This is one of those films that I really enjoyed. It’s well filmed, well acted, and smacks of small town heroism.
it reminds me of a Prince of Zenda remake set in mid 20th century Britain.
With some reservations – Standing never claimed to be a ‘perfect’ character – this film was deeply satisfying, to see a man with a good heart step into an impossible situation, and through kindness, attention and good will, turns everything around. The special effects for the doppelgänger are riveting.
Warning: spoilers ahead!
In the tradition of The Prisoner of Zenda, John Standing is a simple teacher who’s just been fired. The scene is England, 1952, as the Queen is about to be crowned. Stopping at a train station, he bumps into his doppelgänger, a well-dressed and lascivious country gentleman named Johnny Spence. Spence sees an opportunity to escape a bad business deal, gets Standing drunk and during the night swaps their identities.
Standing awakes to find Spence gone, and everyone patient with an obviously hungover Mr. Spence. Unable to convince them otherwise, without wallet or money, he plays it along and is taken to the lavish manor house of the family, where in short order, he finds out that he has a sad and sickly wife, a young daughter, a married brother, and a glass works foundry on the verge of bankruptcy.
The story weaves together the best elements of ‘The Sultan and the Beggar‘ and ‘Man in the Iron Mask‘, where a low-born character is thrown into high society and forced to make the best of things. Standing finds out that everyone hates him for being disinterested, manipulative and completely heartless. On top of that, the business deal he/Spence should have brokered with a supplier never happened.
Trying to pick up the pieces and learning as he goes, Standing starts trying to fix the situation, and develops a deep love for everyone in the family. His prime traits of kindness and sensitivity slowly turns the tide of the family anger, and in the span of a week, his attention to each individual turns them from hardened seeds into blooms.
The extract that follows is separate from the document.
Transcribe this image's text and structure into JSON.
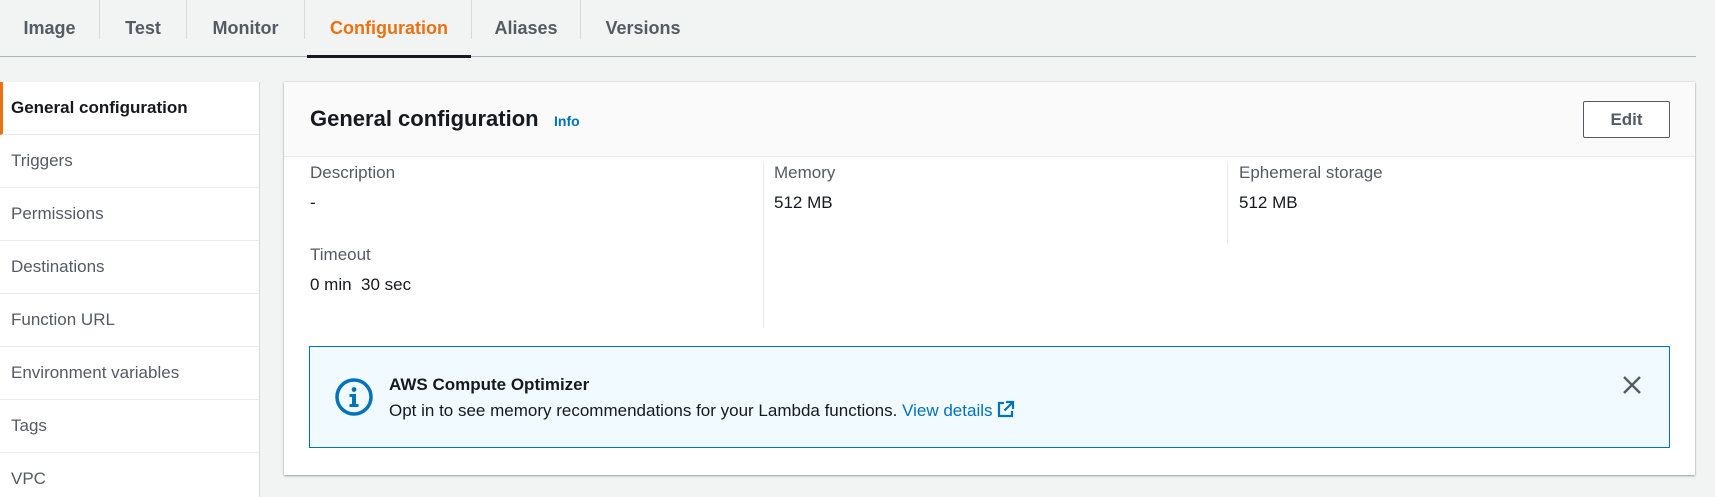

During his investigations at the bank, he discovers that ‘his wife’ is heir to a million pounds, effective upon birthing a male heir or dying. In the middle of this, Spence returns from his week of freedom, and is determined to have his life back. He is astounded at the transformation that Standing has effected on his family.
Spence is equally impressed at his wife’s new malleability and affection, nurtured by Standing’s divided kindness, and easily persuades her to take her own life for everyone’s benefit. He hopes to cash in on her inheritance, save the family and free himself from an annoying marriage.
Standing discovers this almost too late, is able to call an ambulance and squares off against Spence, determined that some good should come from the situation. Spence intends to kill him and cremate the evidence, leaving Standing no choice but to defend himself, and emerge a conflicted victor.
He is determined to disappear, even though he has now found a new family whom he loves. It takes the comment of the governess to help him see that sometimes, fate takes the reins, and leaves us to run with the results.
He chooses to stay, resolving all the differences and bringing a happy concord to the family.
With some reservations – Standing’s not a perfect character – this film was deeply satisfying, to see a man with a good heart step into an impossible situation, and through kindness, attention and good will, turns everything around. The special effects for the doppelgänger are riveting.
It’s a Prince of Zenda story where he gets to keep the throne and the girl, and rule well.